Dairy operations – involving the processing and packaging of up to one billion litres of milk a year – are energy and water intensive procedures, producing hundreds of cubic metres of high strength wastewater every day.
The UK’s largest dairy company has made a commitment to reducing its environmental impact and becoming a pioneer in sustainable development, working towards the world’s first zero carbon dairy facility. Plans for a £150 million dairy offered the perfect opportunity to find innovative solutions to energy and water requirements, helping to reduce the net carbon dioxide contribution from power supplied to the plant. The dairy’s facility management company brought Veolia Water Technologies (Veolia) on-board to help develop a wastewater treatment solution in line with the company’s ambitious plans.
A zero carbon operation is a challenging target; producing one litre of milk requires the equivalent volume of water, it generates vast amounts of low and high strength wastewater and solid waste, and has considerable power demands. Veolia’s solution needed to consider all of these factors, as well as ensuring that all effluent discharge adhered to specifications set by the local water authority.
The top priority was to look at recycling and reusing water to reduce environmental and financial costs, starting with cleaning low strength and grey water via a reverse osmosis plant and returning recovered water to the dairy for clean-in-place (CIP) before being reused. Treating medium and high strength wastewater from milk production, however, is a more complicated process, and Veolia tackled the project by designing, supplying and commissioning a waste to energy facility in three phases.
The project would make use of Veolia’s technology in a staged process to produce effluent suitable for sewer discharge, while generating biogas and fertiliser as by-products and saving on waste disposal costs. The biogas would then be used as on-site fuel at the plant’s Combined Heat and Power (CHP) system or as a heat energy supply to the milk production process, while the nutrient-rich biomass would be harvested and used as a substitute for land fertiliser by local famers.
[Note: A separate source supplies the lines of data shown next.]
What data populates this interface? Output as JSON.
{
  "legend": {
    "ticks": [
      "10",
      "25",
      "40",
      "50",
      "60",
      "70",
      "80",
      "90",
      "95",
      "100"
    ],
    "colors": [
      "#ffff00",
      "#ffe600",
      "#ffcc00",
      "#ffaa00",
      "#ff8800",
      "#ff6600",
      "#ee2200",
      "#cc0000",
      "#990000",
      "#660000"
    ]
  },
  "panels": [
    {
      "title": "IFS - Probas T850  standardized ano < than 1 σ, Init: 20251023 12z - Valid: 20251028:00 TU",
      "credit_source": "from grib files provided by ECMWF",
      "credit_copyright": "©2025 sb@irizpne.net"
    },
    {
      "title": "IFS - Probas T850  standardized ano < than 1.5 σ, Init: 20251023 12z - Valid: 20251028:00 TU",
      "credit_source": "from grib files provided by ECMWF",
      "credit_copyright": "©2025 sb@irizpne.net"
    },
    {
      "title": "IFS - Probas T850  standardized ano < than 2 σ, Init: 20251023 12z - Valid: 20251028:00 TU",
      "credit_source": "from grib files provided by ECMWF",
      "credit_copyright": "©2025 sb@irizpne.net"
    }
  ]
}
The first phase saw a Memthane® anaerobic membrane bioreactor (AnMBR) installed, offering cost-effective treatment of high strength wastewater within a small 75 square metre footprint. The patented, cutting-edge technology was developed by Biothane – part of the Veolia group – and is central to the wastewater treatment. The reactor sits within a system of components, including an equalisation tank, ultrafiltration membrane banks and polishing units, and significantly reduces operation costs compared to conventional technologies. In this case, the design was built to handle 500 cubic metres of wastewater every day, containing 5.5 tonnes of chemical oxygen demand (COD) – a measure of the oxygen required to decompose organic matter and oxidise the inorganic chemicals in water. The effluent is effectively free from suspended solids thanks to the small pore size of the ultrafiltration membranes, and meets stringent regulated consent limits for sewer discharge.
The treatment system was monitored during the first year of phase one operation, and the collated data revealed information about the wastewater characteristics and increased volume demands that was used to inform the second phase. As a result, the system was upgraded to handle a daily capacity of 800 cubic metres of wastewater, containing 8.7 tonnes of COD, and aerobic stages – reliant upon Veolia’s ANITA™ Mox and Dissolved Air Flotation (DAF) technology – were added at the end of the process to reduce levels of ammonia and phosphate in the sewer discharge. In addition, a second reactor was installed to ensure milk production continuity in the event of a reactor failure, and offer resilience and robustness.
The final phase turned the focus on the company’s solid waste digestion plant, which generates energy from treating out-of-date returns from its extensive customer base. Veolia developed the interface between the digestion plant and Memthane reactor to transport biogas and water to the plant, where the water aids in the digestion process and the biogas is returned to the grid as gas or electricity.
Since its completion in 2015, the dairy plant has shown that a combination of good planning and advanced process technologies can go a long way towards achieving the zero carbon goal.
Veolia’s wastewater treatment solution has reduced COD in wastewater by more than 99 per cent, and produced between 0.6 and 0.7 normal cubic metres of biogas per kilogram of COD removed. The design has enabled the dairy to successfully manage varying volumes and strengths of wastewater, as well as reduce its reliance on external power, all while supporting the development of new products.